The public wasn’t yet ready to accept her as an adult. When released in 1950
Conspirator
bombed at the box office, but
Variety
applauded her first effort in a romantic lead, writing, “Elizabeth Taylor comes out with flying colors.” Metro was ecstatic, especially when her bathrobe fell open during a scene with Robert Taylor and the full extent of her breast development became apparent. Viewing the rushes, rutting studio executives rejoiced at the evidence of a full-blown love goddess and the promise of a string of box-office bonanzas. Executive Ben Goetz thought her “so beautiful and so capable there’s no doubt she will develop into one of the greatest stars the screen has known.” Since it was still the post-Victorian, pre–1960s era of timidity, prudishness, and censorship, MGM reluctantly decided to scrap the scene and have it reshot. The original negative was destroyed.

One day she met British matinee idol Michael Wilding, who was filming at the same studio and had eyes that were aqua-blue, her favorite color. Until then, she’d been writing Davis nightly, but soon she was haunting Wilding’s set. Though smitten by her beauty, he remained somewhat aloof, mindful that he was thirty-six and she was sixteen. Estranged from his wife, actress Kay Young, Wilding was dating the bisexual Marlene Dietrich, and he’d been emotionally attached to Stewart Granger since they’d first met in 1930. Wilding had every reason not to complicate his life even further, and noted that Elizabeth “was writing to her soldier boy and among other things she was going to balls. Lord Mount-batten gave one for his daughter Pamela, and on that occasion I was very aware of young Miss Taylor dancing with Prince Philip.”
25
Earlier, at a command performance of Metro’s
That Forsythe Woman
, Elizabeth had been presented to the Prince; his new wife, Princess Elizabeth, the future Queen of England; and her parents, the reigning monarchs. Standing in the reception line next to Myrna Loy, Elizabeth said she was sick from food poisoning and afraid of throwing up on the King. As Their Majesties approached, Myrna reassured Elizabeth by saying she felt a little queasy herself, and the introductions went off without a hitch.

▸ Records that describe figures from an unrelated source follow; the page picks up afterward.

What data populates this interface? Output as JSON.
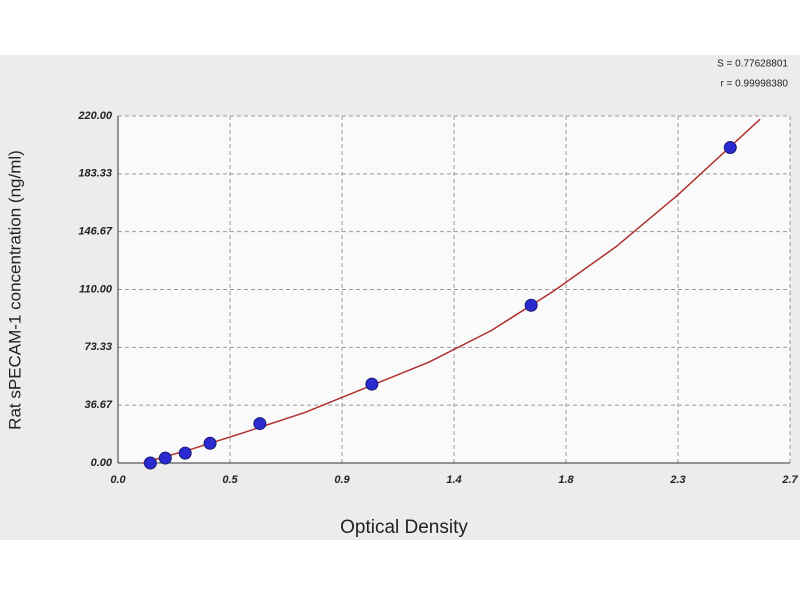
{
  "chart_data": {
    "type": "scatter",
    "x_label": "Optical Density",
    "y_label": "Rat sPECAM-1 concentration (ng/ml)",
    "annotations": [
      "S = 0.77628801",
      "r = 0.99998380"
    ],
    "xlim": [
      0,
      2.7
    ],
    "xticks": [
      {
        "value": 0,
        "label": "0.0"
      },
      {
        "value": 0.45,
        "label": "0.5"
      },
      {
        "value": 0.9,
        "label": "0.9"
      },
      {
        "value": 1.35,
        "label": "1.4"
      },
      {
        "value": 1.8,
        "label": "1.8"
      },
      {
        "value": 2.25,
        "label": "2.3"
      },
      {
        "value": 2.7,
        "label": "2.7"
      }
    ],
    "ylim": [
      0,
      220
    ],
    "yticks": [
      {
        "value": 0,
        "label": "0.00"
      },
      {
        "value": 36.67,
        "label": "36.67"
      },
      {
        "value": 73.33,
        "label": "73.33"
      },
      {
        "value": 110,
        "label": "110.00"
      },
      {
        "value": 146.67,
        "label": "146.67"
      },
      {
        "value": 183.33,
        "label": "183.33"
      },
      {
        "value": 220,
        "label": "220.00"
      }
    ],
    "grid": true,
    "series": [
      {
        "kind": "points",
        "color": "#2a2ad0",
        "x": [
          0.13,
          0.19,
          0.27,
          0.37,
          0.57,
          1.02,
          1.66,
          2.46
        ],
        "values": [
          0,
          3.125,
          6.25,
          12.5,
          25,
          50,
          100,
          200
        ]
      },
      {
        "kind": "curve",
        "color": "#b03030",
        "x": [
          0.1,
          0.3,
          0.5,
          0.75,
          1.0,
          1.25,
          1.5,
          1.75,
          2.0,
          2.25,
          2.58
        ],
        "values": [
          0,
          9,
          19,
          32,
          48,
          64,
          84,
          109,
          137,
          170,
          218
        ]
      }
    ]
  }
}
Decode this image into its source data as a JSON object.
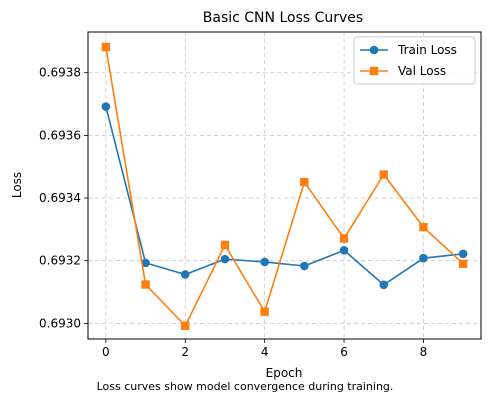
{
  "chart_data": {
    "type": "line",
    "title": "Basic CNN Loss Curves",
    "xlabel": "Epoch",
    "ylabel": "Loss",
    "caption": "Loss curves show model convergence during training.",
    "x": [
      0,
      1,
      2,
      3,
      4,
      5,
      6,
      7,
      8,
      9
    ],
    "xlim": [
      -0.45,
      9.45
    ],
    "ylim": [
      0.69295,
      0.69393
    ],
    "xticks": [
      0,
      2,
      4,
      6,
      8
    ],
    "yticks": [
      0.693,
      0.6932,
      0.6934,
      0.6936,
      0.6938
    ],
    "grid": true,
    "legend_position": "upper right",
    "series": [
      {
        "name": "Train Loss",
        "color": "#1f77b4",
        "marker": "circle",
        "values": [
          0.693692,
          0.693193,
          0.693156,
          0.693205,
          0.693196,
          0.693183,
          0.693233,
          0.693123,
          0.693208,
          0.693222
        ]
      },
      {
        "name": "Val Loss",
        "color": "#ff7f0e",
        "marker": "square",
        "values": [
          0.693882,
          0.693124,
          0.692992,
          0.69325,
          0.693037,
          0.693451,
          0.693271,
          0.693475,
          0.693307,
          0.69319
        ]
      }
    ]
  }
}
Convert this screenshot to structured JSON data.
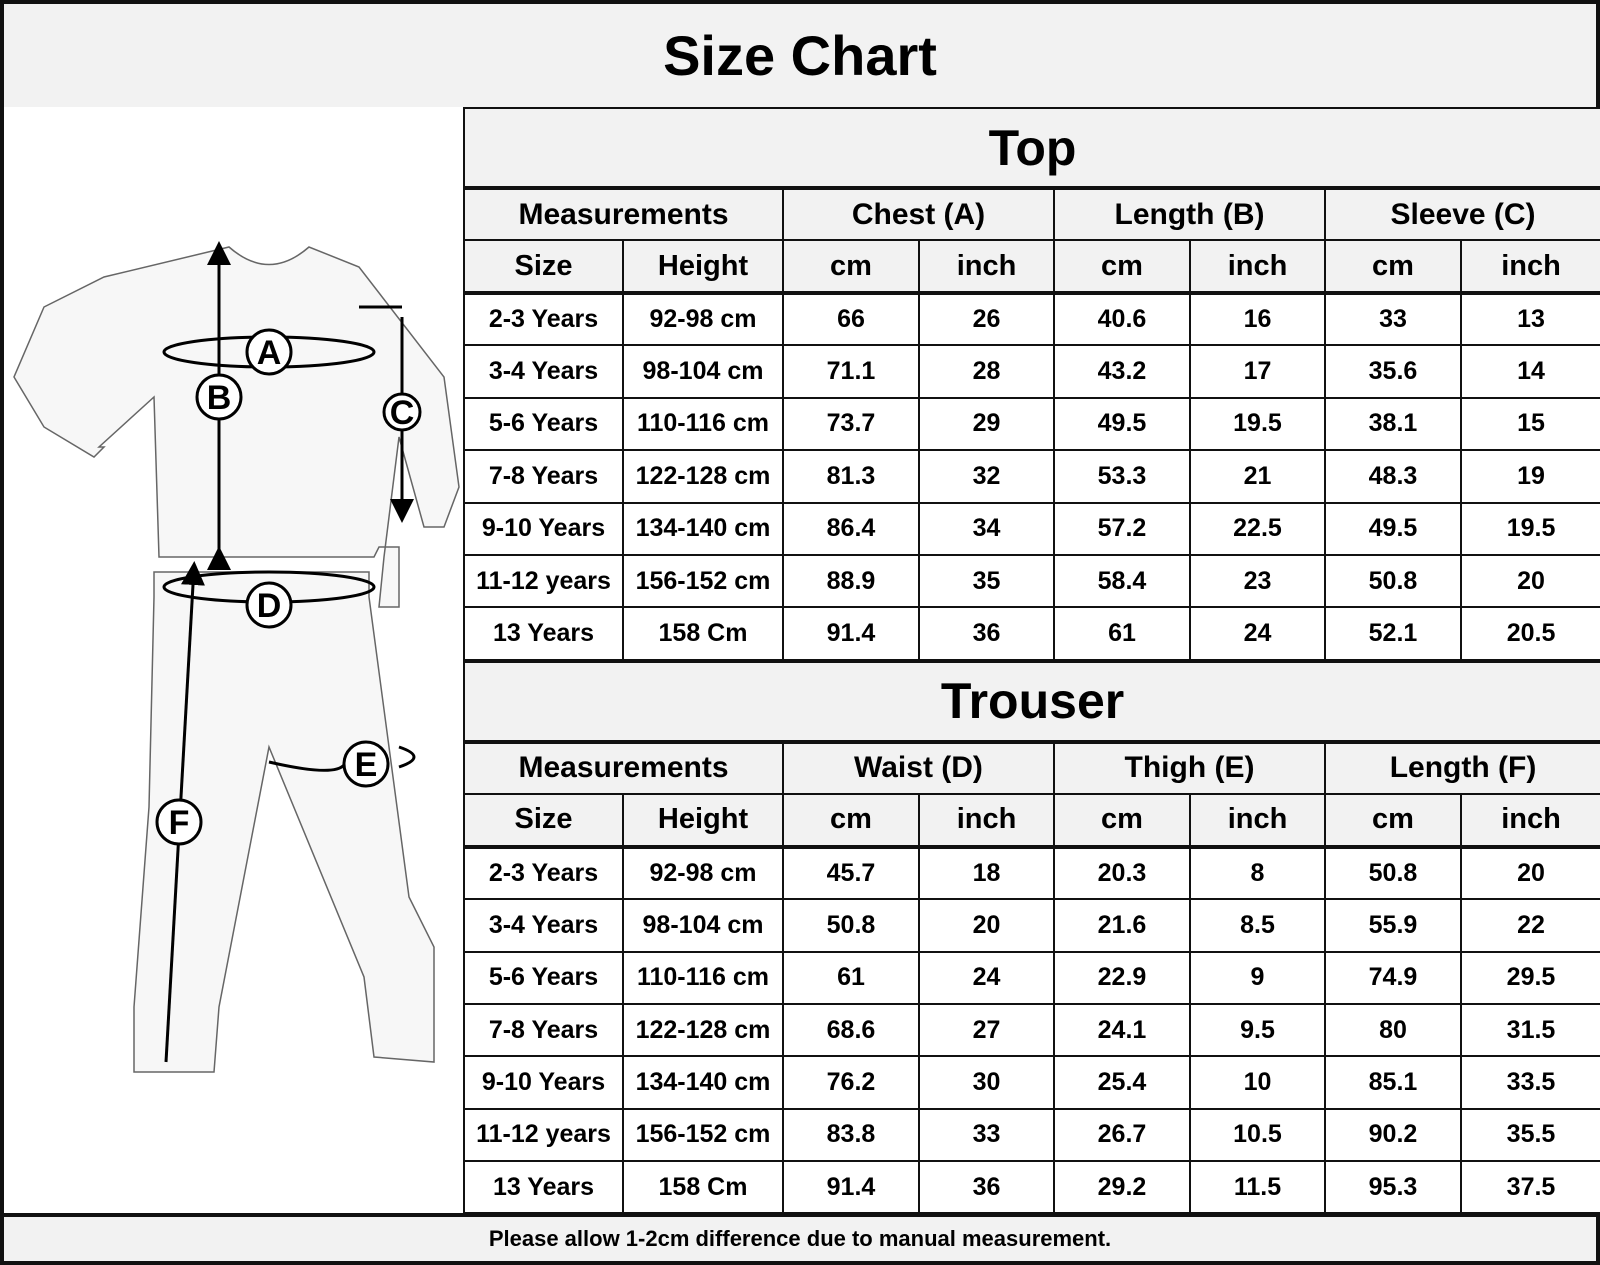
{
  "title": "Size Chart",
  "diagram_labels": [
    "A",
    "B",
    "C",
    "D",
    "E",
    "F"
  ],
  "top": {
    "title": "Top",
    "groups": [
      "Measurements",
      "Chest (A)",
      "Length (B)",
      "Sleeve (C)"
    ],
    "subheaders": [
      "Size",
      "Height",
      "cm",
      "inch",
      "cm",
      "inch",
      "cm",
      "inch"
    ],
    "rows": [
      [
        "2-3 Years",
        "92-98 cm",
        "66",
        "26",
        "40.6",
        "16",
        "33",
        "13"
      ],
      [
        "3-4 Years",
        "98-104 cm",
        "71.1",
        "28",
        "43.2",
        "17",
        "35.6",
        "14"
      ],
      [
        "5-6 Years",
        "110-116 cm",
        "73.7",
        "29",
        "49.5",
        "19.5",
        "38.1",
        "15"
      ],
      [
        "7-8 Years",
        "122-128 cm",
        "81.3",
        "32",
        "53.3",
        "21",
        "48.3",
        "19"
      ],
      [
        "9-10 Years",
        "134-140 cm",
        "86.4",
        "34",
        "57.2",
        "22.5",
        "49.5",
        "19.5"
      ],
      [
        "11-12 years",
        "156-152 cm",
        "88.9",
        "35",
        "58.4",
        "23",
        "50.8",
        "20"
      ],
      [
        "13 Years",
        "158 Cm",
        "91.4",
        "36",
        "61",
        "24",
        "52.1",
        "20.5"
      ]
    ]
  },
  "trouser": {
    "title": "Trouser",
    "groups": [
      "Measurements",
      "Waist (D)",
      "Thigh (E)",
      "Length (F)"
    ],
    "subheaders": [
      "Size",
      "Height",
      "cm",
      "inch",
      "cm",
      "inch",
      "cm",
      "inch"
    ],
    "rows": [
      [
        "2-3 Years",
        "92-98 cm",
        "45.7",
        "18",
        "20.3",
        "8",
        "50.8",
        "20"
      ],
      [
        "3-4 Years",
        "98-104 cm",
        "50.8",
        "20",
        "21.6",
        "8.5",
        "55.9",
        "22"
      ],
      [
        "5-6 Years",
        "110-116 cm",
        "61",
        "24",
        "22.9",
        "9",
        "74.9",
        "29.5"
      ],
      [
        "7-8 Years",
        "122-128 cm",
        "68.6",
        "27",
        "24.1",
        "9.5",
        "80",
        "31.5"
      ],
      [
        "9-10 Years",
        "134-140 cm",
        "76.2",
        "30",
        "25.4",
        "10",
        "85.1",
        "33.5"
      ],
      [
        "11-12 years",
        "156-152 cm",
        "83.8",
        "33",
        "26.7",
        "10.5",
        "90.2",
        "35.5"
      ],
      [
        "13 Years",
        "158 Cm",
        "91.4",
        "36",
        "29.2",
        "11.5",
        "95.3",
        "37.5"
      ]
    ]
  },
  "footer": "Please allow 1-2cm difference due to manual measurement."
}
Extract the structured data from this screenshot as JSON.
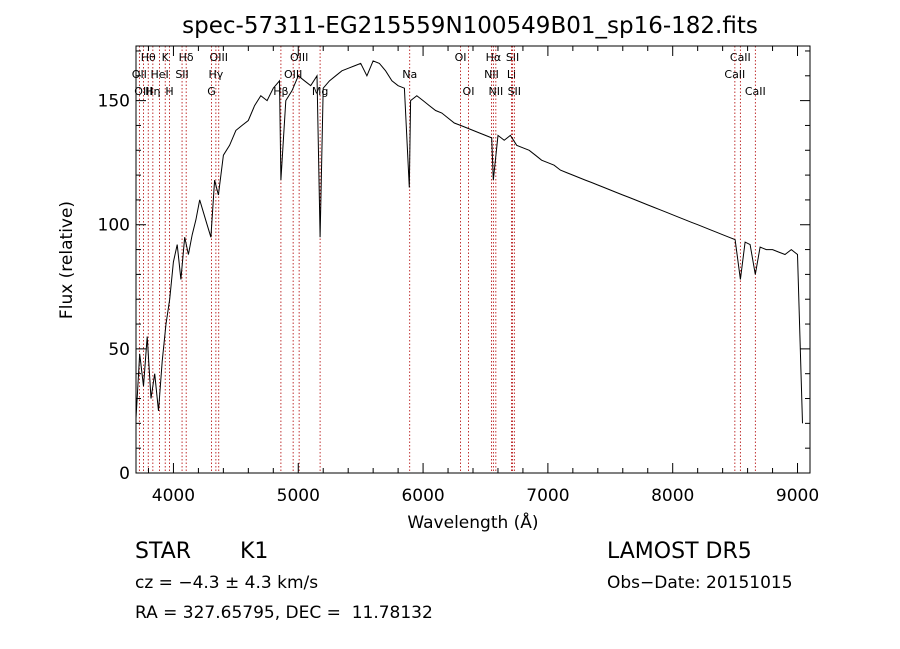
{
  "chart_data": {
    "type": "line",
    "title": "spec-57311-EG215559N100549B01_sp16-182.fits",
    "xlabel": "Wavelength (Å)",
    "ylabel": "Flux (relative)",
    "xlim": [
      3700,
      9100
    ],
    "ylim": [
      0,
      172
    ],
    "x_ticks": [
      4000,
      5000,
      6000,
      7000,
      8000,
      9000
    ],
    "y_ticks": [
      0,
      50,
      100,
      150
    ],
    "grid": false,
    "series": [
      {
        "x": [
          3700,
          3730,
          3760,
          3790,
          3820,
          3850,
          3880,
          3910,
          3940,
          3970,
          4000,
          4030,
          4060,
          4090,
          4120,
          4150,
          4180,
          4210,
          4240,
          4270,
          4300,
          4330,
          4360,
          4400,
          4450,
          4500,
          4550,
          4600,
          4650,
          4700,
          4750,
          4800,
          4850,
          4861,
          4900,
          4950,
          5000,
          5050,
          5100,
          5150,
          5175,
          5200,
          5250,
          5300,
          5350,
          5400,
          5450,
          5500,
          5550,
          5600,
          5650,
          5700,
          5750,
          5800,
          5850,
          5890,
          5900,
          5950,
          6000,
          6050,
          6100,
          6150,
          6200,
          6250,
          6300,
          6350,
          6400,
          6450,
          6500,
          6550,
          6563,
          6600,
          6650,
          6700,
          6750,
          6800,
          6850,
          6900,
          6950,
          7000,
          7050,
          7100,
          7150,
          7200,
          7250,
          7300,
          7350,
          7400,
          7450,
          7500,
          7550,
          7600,
          7650,
          7700,
          7750,
          7800,
          7850,
          7900,
          7950,
          8000,
          8050,
          8100,
          8150,
          8200,
          8250,
          8300,
          8350,
          8400,
          8450,
          8500,
          8542,
          8580,
          8620,
          8662,
          8700,
          8750,
          8800,
          8850,
          8900,
          8950,
          9000,
          9040
        ],
        "y": [
          22,
          48,
          35,
          55,
          30,
          40,
          25,
          45,
          60,
          70,
          85,
          92,
          78,
          95,
          88,
          96,
          102,
          110,
          105,
          100,
          95,
          118,
          112,
          128,
          132,
          138,
          140,
          142,
          148,
          152,
          150,
          155,
          158,
          118,
          150,
          154,
          160,
          158,
          156,
          160,
          95,
          155,
          158,
          160,
          162,
          163,
          164,
          165,
          160,
          166,
          165,
          162,
          158,
          156,
          155,
          115,
          150,
          152,
          150,
          148,
          146,
          145,
          143,
          141,
          140,
          139,
          138,
          137,
          136,
          135,
          118,
          136,
          134,
          136,
          132,
          131,
          130,
          128,
          126,
          125,
          124,
          122,
          121,
          120,
          119,
          118,
          117,
          116,
          115,
          114,
          113,
          112,
          111,
          110,
          109,
          108,
          107,
          106,
          105,
          104,
          103,
          102,
          101,
          100,
          99,
          98,
          97,
          96,
          95,
          94,
          78,
          93,
          92,
          80,
          91,
          90,
          90,
          89,
          88,
          90,
          88,
          20
        ]
      }
    ],
    "lines": [
      {
        "label": "Hθ",
        "x": 3798,
        "row": 1
      },
      {
        "label": "OII",
        "x": 3727,
        "row": 2
      },
      {
        "label": "OIII",
        "x": 3760,
        "row": 3
      },
      {
        "label": "K",
        "x": 3934,
        "row": 1
      },
      {
        "label": "HeI",
        "x": 3889,
        "row": 2
      },
      {
        "label": "Hη",
        "x": 3835,
        "row": 3
      },
      {
        "label": "H",
        "x": 3969,
        "row": 3
      },
      {
        "label": "Hδ",
        "x": 4102,
        "row": 1
      },
      {
        "label": "SII",
        "x": 4069,
        "row": 2
      },
      {
        "label": "OIII",
        "x": 4363,
        "row": 1
      },
      {
        "label": "Hγ",
        "x": 4340,
        "row": 2
      },
      {
        "label": "G",
        "x": 4305,
        "row": 3
      },
      {
        "label": "OIII",
        "x": 5007,
        "row": 1
      },
      {
        "label": "OIII",
        "x": 4959,
        "row": 2
      },
      {
        "label": "Hβ",
        "x": 4861,
        "row": 3
      },
      {
        "label": "Mg",
        "x": 5175,
        "row": 3
      },
      {
        "label": "Na",
        "x": 5893,
        "row": 2
      },
      {
        "label": "OI",
        "x": 6300,
        "row": 1
      },
      {
        "label": "OI",
        "x": 6364,
        "row": 3
      },
      {
        "label": "Hα",
        "x": 6563,
        "row": 1
      },
      {
        "label": "NII",
        "x": 6548,
        "row": 2
      },
      {
        "label": "NII",
        "x": 6583,
        "row": 3
      },
      {
        "label": "SII",
        "x": 6717,
        "row": 1
      },
      {
        "label": "Li",
        "x": 6708,
        "row": 2
      },
      {
        "label": "SII",
        "x": 6731,
        "row": 3
      },
      {
        "label": "CaII",
        "x": 8542,
        "row": 1
      },
      {
        "label": "CaII",
        "x": 8498,
        "row": 2
      },
      {
        "label": "CaII",
        "x": 8662,
        "row": 3
      }
    ]
  },
  "info": {
    "object_class": "STAR",
    "subclass": "K1",
    "survey": "LAMOST DR5",
    "cz": "cz = −4.3 ± 4.3 km/s",
    "obs_date": "Obs−Date: 20151015",
    "coords": "RA = 327.65795, DEC =  11.78132"
  }
}
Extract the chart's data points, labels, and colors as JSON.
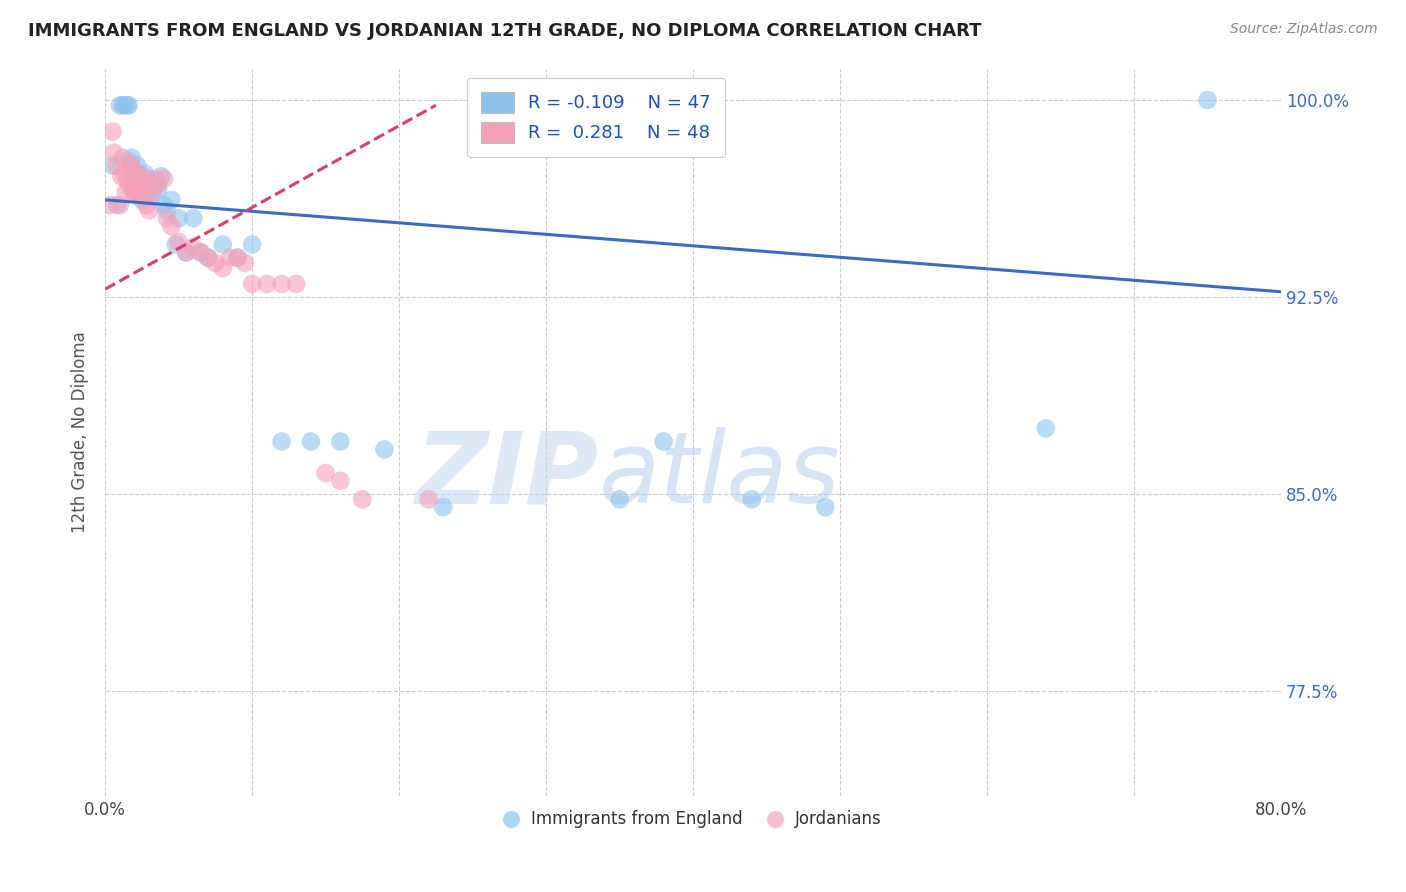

On leaving for America, she stood on tiptoe to kiss Wilding goodbye. “I kissed her very thoroughly,” he recalled. Back in the United States, she celebrated her seventeenth birthday on February 27, 1949, at a party at her great-uncle Howard Young’s home on Star Island, near Miami Beach. A well-known and very successful art dealer, Young had long been a mentor of Elizabeth’s father, Francis, and had helped him get established in the art world. Though Elizabeth’s parents had always benefited from Young’s largesse, Francis had never duplicated Young’s success, and at present was almost entirely dependent on Elizabeth for money.